Are you considering kindergarten options for your child? If so, you probably have a ton of questions. At Mason Preparatory School, we have spoken with many kindergarten parents over the years, and their questions mainly fall into two areas: "What type of learning environment is best for kindergarteners?" and "What does my child need to know to begin kindergarten?" Let’s break down these two common questions.
What type of learning environment is best for kindergarteners?
A kindergarten program should build students' confidence and set them on a path for future academic success. Students should feel safe and secure in their classroom and look forward to coming to school. As any parent knows, kindergarteners have a lot of energy, so interactive classrooms provide the stimulation students of this age need to thrive.
At Mason Prep, we describe our program as "joyful learning," where students are up and moving, interacting with their teachers and classmates, and having fun! If you were to peek in on a kindergarten classroom, you might find what looks like a kind of happy commotion, with children moving about the room and engaging in individual activities. What you may not realize is that each of these activities serves a specific purpose in the education of a kindergartener, teaching both academic and social skills by using engaging hands-on activities. These “fun and games” are instrumental in setting kindergarteners up for success in kindergarten and beyond.
For example, you might expect that a kindergarten math curriculum would include basic addition and subtraction, but young students also need to begin to understand broader math concepts like graphing, patterns, sequencing, and subitizing by using tools such as tally marks, ten frames, and dominos.
Teachers use games like making a "math stew" to make learning these concepts fun. To make math stew, a student is given a recipe card that tells him or her how many of each ingredient to put in the stew. For example, to make a holiday-themed stew, students add peppermints, gumdrops, and icing (bits of yarn) to a pot according to the recipe. The student also writes the number of each ingredient used on a worksheet as a number sentence and adds them together.
Learning to read is a challenging process where skills are mastered and built upon to arrive at “aha” moments of being able to string together sounds to read words, phrases, and complete sentences. Kindergarteners begin by learning to recognize letters and the sounds those letters make. They practice blending (building a word from individual sounds, e.g., sounding out “b-a-g” to form bag) and segmenting (breaking a word down into its individual sounds, e.g., dad is made from d, a, and d) to learn how letters come together to form words.
To practice literacy skills, students love to “write the room." In this activity, the teacher places pictures of things all around the room and gives students a worksheet to complete by visiting the pictures.
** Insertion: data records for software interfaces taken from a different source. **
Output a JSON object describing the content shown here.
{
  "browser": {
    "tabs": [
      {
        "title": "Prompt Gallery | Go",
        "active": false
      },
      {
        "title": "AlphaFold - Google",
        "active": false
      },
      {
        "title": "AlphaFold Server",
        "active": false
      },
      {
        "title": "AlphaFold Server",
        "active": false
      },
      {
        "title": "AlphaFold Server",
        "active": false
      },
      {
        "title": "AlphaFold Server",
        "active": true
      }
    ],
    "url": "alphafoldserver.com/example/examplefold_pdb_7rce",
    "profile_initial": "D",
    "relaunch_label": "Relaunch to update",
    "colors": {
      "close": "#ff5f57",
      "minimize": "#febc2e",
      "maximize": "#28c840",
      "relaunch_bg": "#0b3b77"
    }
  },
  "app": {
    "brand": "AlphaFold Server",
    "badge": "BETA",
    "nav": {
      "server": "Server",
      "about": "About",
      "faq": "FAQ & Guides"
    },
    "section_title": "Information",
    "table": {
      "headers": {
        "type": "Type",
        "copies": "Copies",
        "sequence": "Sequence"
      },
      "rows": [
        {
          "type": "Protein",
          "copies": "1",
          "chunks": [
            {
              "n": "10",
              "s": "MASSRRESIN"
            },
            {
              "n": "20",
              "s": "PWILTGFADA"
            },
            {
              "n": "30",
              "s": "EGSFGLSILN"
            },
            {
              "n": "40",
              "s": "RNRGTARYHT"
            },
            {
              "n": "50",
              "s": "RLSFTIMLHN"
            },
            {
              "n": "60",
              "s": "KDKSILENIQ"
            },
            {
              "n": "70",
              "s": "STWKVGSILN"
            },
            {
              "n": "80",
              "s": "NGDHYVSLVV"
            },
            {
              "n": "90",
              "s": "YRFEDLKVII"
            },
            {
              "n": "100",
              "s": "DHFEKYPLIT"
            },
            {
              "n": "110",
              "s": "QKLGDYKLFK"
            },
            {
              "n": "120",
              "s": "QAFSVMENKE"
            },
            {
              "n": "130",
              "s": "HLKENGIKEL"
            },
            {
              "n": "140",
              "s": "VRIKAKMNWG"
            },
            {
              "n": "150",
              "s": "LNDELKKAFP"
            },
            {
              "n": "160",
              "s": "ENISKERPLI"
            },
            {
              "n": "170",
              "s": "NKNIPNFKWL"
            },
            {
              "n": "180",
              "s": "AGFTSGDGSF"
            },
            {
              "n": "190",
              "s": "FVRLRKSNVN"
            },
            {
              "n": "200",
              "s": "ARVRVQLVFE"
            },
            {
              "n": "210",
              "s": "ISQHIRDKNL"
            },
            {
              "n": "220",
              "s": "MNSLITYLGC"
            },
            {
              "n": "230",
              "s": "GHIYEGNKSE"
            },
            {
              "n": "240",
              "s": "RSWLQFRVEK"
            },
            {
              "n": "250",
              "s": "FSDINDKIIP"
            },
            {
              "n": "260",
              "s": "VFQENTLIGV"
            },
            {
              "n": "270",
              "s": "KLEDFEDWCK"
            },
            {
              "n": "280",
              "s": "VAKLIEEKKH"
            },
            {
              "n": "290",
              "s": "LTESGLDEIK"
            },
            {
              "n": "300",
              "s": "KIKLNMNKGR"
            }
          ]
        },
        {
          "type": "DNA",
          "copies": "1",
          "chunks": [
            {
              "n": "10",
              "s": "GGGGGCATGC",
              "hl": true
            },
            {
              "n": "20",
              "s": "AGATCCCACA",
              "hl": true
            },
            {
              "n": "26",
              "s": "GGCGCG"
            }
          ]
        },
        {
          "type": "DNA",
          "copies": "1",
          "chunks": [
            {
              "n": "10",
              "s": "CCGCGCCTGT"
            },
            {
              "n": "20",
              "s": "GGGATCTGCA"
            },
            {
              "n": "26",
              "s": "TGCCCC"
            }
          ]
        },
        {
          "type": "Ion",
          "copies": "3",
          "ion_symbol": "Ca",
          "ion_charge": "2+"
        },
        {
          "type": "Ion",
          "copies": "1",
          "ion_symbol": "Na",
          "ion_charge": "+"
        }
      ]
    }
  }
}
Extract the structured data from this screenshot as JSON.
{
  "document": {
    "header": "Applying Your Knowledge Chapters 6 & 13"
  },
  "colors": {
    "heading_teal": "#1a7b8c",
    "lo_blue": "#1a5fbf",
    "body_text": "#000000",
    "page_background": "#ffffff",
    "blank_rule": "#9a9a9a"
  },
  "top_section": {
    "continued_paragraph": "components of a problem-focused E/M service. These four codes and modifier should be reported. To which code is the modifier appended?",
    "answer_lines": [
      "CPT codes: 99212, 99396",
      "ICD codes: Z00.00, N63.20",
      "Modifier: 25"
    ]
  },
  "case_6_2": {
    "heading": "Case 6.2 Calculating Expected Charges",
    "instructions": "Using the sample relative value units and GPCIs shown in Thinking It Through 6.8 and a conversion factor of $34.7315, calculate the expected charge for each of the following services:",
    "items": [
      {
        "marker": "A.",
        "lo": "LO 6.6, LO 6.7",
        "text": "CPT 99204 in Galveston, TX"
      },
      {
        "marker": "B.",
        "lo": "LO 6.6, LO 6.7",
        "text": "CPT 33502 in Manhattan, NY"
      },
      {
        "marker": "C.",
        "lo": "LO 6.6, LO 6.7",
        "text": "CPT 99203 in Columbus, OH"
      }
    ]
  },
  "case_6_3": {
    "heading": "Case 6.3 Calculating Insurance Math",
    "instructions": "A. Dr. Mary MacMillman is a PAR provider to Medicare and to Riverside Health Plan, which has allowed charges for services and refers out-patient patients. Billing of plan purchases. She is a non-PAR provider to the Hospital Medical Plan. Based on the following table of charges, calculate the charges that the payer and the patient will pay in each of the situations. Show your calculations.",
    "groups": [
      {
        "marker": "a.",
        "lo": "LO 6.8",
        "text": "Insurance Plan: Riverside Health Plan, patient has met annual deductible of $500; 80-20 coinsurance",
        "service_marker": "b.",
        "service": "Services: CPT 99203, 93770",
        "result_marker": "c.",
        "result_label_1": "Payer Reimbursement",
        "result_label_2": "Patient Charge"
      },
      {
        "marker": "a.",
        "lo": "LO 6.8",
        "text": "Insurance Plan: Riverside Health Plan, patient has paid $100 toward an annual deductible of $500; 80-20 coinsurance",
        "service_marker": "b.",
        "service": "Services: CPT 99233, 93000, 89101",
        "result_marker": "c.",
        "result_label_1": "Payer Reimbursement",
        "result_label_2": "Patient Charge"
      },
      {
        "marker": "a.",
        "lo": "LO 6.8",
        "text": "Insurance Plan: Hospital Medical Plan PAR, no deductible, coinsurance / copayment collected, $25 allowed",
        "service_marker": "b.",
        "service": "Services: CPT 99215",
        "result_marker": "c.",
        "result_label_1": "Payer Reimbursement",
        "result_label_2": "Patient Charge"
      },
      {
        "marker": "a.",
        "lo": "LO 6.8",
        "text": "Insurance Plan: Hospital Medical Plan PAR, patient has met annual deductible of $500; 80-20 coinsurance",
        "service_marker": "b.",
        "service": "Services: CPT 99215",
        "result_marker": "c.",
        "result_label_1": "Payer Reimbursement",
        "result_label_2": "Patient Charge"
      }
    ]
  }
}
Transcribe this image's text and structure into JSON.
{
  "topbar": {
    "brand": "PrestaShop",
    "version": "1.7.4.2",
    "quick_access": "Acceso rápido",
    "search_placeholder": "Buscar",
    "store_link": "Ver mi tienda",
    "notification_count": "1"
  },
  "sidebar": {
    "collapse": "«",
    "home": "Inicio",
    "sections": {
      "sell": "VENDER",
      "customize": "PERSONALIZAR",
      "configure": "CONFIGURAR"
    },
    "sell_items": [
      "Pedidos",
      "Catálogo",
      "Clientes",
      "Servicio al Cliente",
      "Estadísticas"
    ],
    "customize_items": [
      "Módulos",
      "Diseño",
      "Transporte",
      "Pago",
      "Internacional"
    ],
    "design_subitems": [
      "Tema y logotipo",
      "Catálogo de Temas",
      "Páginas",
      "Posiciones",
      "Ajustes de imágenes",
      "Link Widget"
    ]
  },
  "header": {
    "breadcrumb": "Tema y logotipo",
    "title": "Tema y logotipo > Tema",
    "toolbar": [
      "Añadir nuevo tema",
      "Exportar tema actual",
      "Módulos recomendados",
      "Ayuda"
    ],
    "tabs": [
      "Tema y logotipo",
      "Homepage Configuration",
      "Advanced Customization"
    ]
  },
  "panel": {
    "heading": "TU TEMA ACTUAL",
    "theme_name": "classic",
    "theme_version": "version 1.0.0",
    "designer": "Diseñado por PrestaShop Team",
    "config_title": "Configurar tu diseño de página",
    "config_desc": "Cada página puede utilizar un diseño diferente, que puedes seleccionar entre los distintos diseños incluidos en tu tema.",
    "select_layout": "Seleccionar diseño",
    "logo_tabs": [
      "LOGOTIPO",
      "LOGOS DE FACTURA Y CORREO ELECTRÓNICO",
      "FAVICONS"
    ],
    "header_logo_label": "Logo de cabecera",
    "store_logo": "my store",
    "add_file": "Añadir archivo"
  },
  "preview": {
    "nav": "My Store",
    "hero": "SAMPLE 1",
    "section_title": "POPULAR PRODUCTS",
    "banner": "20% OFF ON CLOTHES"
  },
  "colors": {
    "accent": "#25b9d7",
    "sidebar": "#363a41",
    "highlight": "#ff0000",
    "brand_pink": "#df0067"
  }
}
For example, students may be given the words “mop,” “bat,” and “log” on their worksheet and asked to find pictures of things that rhyme with those words. Or, they might be tasked with visiting each picture and writing down the corresponding word and the number of syllables in that word. The students remain engaged in the task as they are up and moving around the room, going on a kind of scavenger hunt to find the pictures.
In addition to learning academic skills, building social skills is an important part of the kindergarten curriculum. Kindergarteners at Mason Prep practice the following skills each day: responsibility, time management, accountability, and good work habits. These skills are taught through learning stations and classroom duties.
Learning stations are many different activities that are set up around the classroom. For example, the learning stations one day might include an art project, reading, math journaling, and floor games. The teacher tells students that they must complete a certain number of activities by a designated time. The students, each held responsible for getting their work done, must use time management skills to figure out how to get their tasks completed within the time frame.
Kindergarten teachers also assign class duties to each student. The duties, which change each week, include greeter, flag holder, weather helper, and door holder, and students look forward to seeing which job they will be assigned. Students learn how to be a team, and that each person is an important part of that team. Sometimes a student needs some help getting his or her job done, and you will see students pitch in to assist their classmates.
What does my child need to know to begin kindergarten?
While there is so much to learn academically in kindergarten, there is also a great deal of learning to do in terms of how to behave in a classroom setting, how to contribute to the group, and how to come to school each day ready to learn. Some things to consider when determining if your child is ready for kindergarten:
- Does your child have the ability to listen to instructions and follow directions? Your child needs to be able to pay attention to what the teacher is asking him or her to do and then act on that direction.
- Does your child have the stamina to be in a more formal learning environment? So much happens during a day at kindergarten! Your child needs to be able to make it through the school day with energy and attention.
- Is your child showing readiness for the curriculum? For example,
- can she recognize letters and numbers?
- can he spell his first and last names?
- does she have the fine motor skills to color inside the lines and cut on or near a line?
Please note that we have NOT said that your child needs to know how to read before entering kindergarten! Children at this age are developing at different rates and in different ways. Children learn how to read on their own schedule, so you do not need to worry if your student is not reading when he or she begins kindergarten.
You can find ways you can help prepare your child for kindergarten in our blog post: "7 Steps to Prepare Your Child for Kindergarten.”
Most importantly, kindergarten should set a positive tone for a child’s academic life. Coming to school and having fun shows students that learning is enjoyable and puts them on a path to a lifelong love of learning.